When Recalls Get Weird
Vehicle recalls are more or less typical, like faulty airbags, fire risks, or software bugs that slipped past development. Then there are the oddballs. Over the years, manufacturers have recalled cars because spiders built webs in fuel lines, labels used the wrong font size, or floor mats interfered with pedals. Lists of the strangest recalls read less like technical documents and more like icebreakers at car meets.
Genesis now finds itself brushing up against that latter territory. Beyond spiders or rodents, the luxury marque has acknowledged that the G90 may apply the brakes to something that isn’t really there. What makes this unintended braking especially strange is that the car isn’t misreading traffic or lane markings. Instead, the issue comes down to how the vehicle’s own paint interacts with its advanced driver-assistance hardware.
Driver-Assist System Meets Paint
According to the recall document published by the National Highway Traffic Safety Administration (NHTSA), the campaign affects certain 2023–2026 Genesis G90 sedans equipped with Highway Driving Assist. When moving slowly or changing lanes using the assist feature, the system can falsely detect an object entering the lane and briefly apply the brakes. According to the recall filing, this happens primarily on vehicles finished in Savile Silver.
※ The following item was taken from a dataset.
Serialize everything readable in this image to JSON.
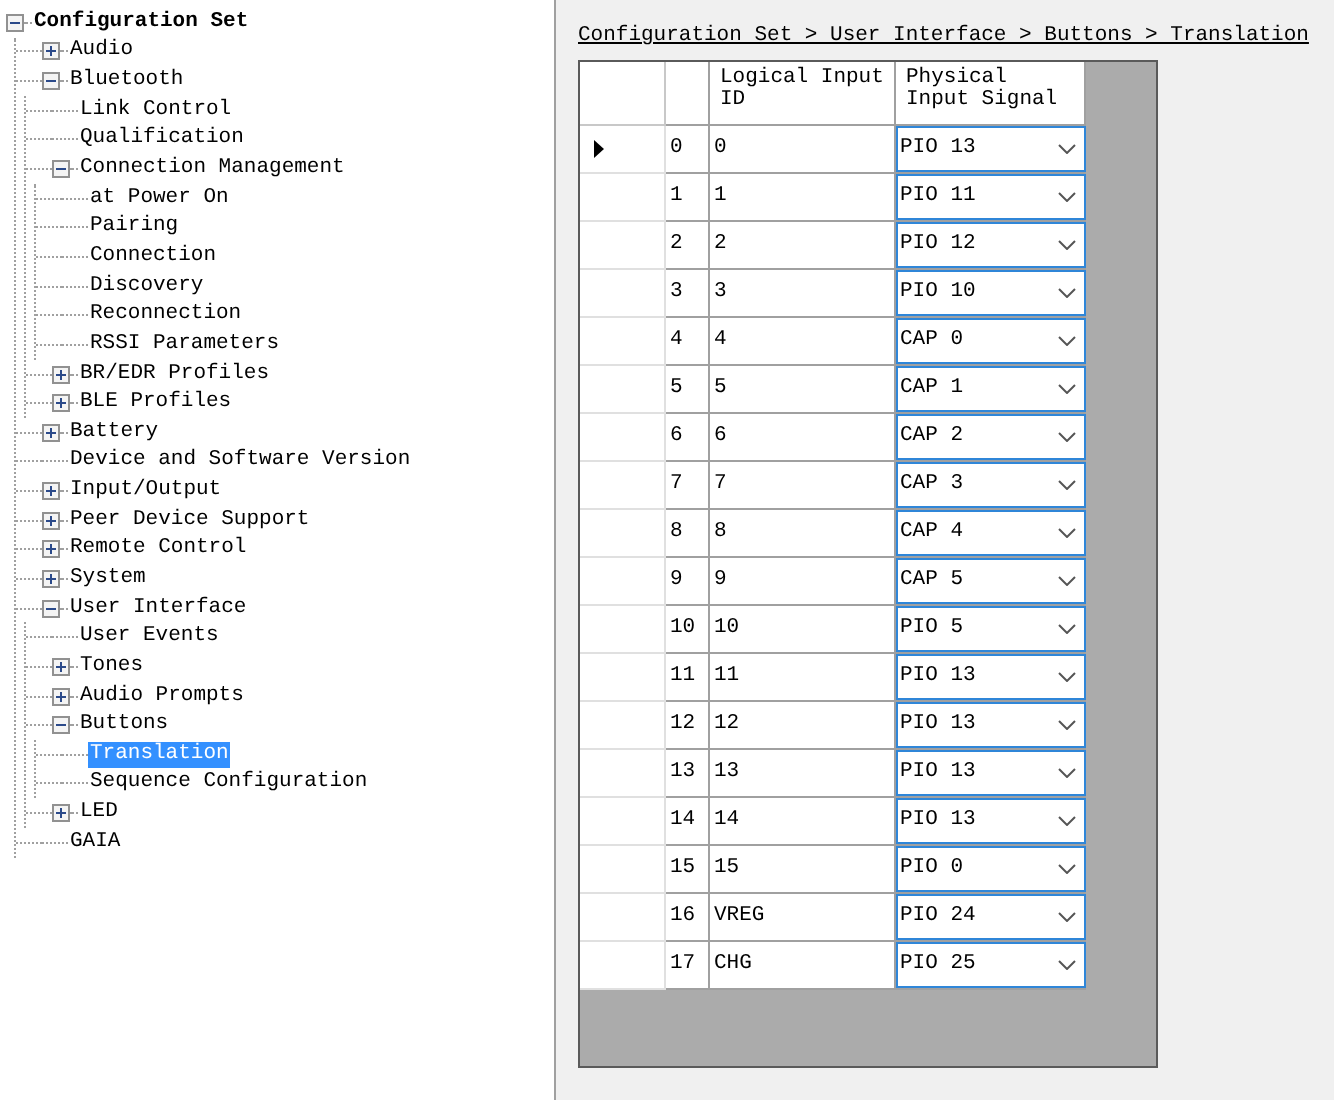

That particular paint contains aluminum, which can reflect radar signals emitted by the front corner sensors. Those reflections pass through the bumper structure and get interpreted as nearby vehicles. Genesis notes that the behavior only shows up under specific conditions, typically below about 12 mph, and only when the assistance systems are active. Thankfully, there have been no reported crashes, injuries, or fires tied to the issue so far.
The remedy isn’t a software patch or recalibration. Genesis plans to replace the front bumper beam with a sealed version designed to block radar transmission through the structure.
James Lipman
What Owners Should Do
In this case, the “culprit” isn’t poor calibration or lazy coding, but physics doing what physics does. Combine reflective paint, sensitive radar hardware, and the wrong angle, and the system starts imagining traffic. The supplier behind the radar hardware isn’t being singled out as faulty; it’s more a case of an unexpected interaction.
Genesis is advising owners to avoid using Highway Driving Assist until the fix is installed. Notifications are scheduled, and, as always, the repair will be done at no cost.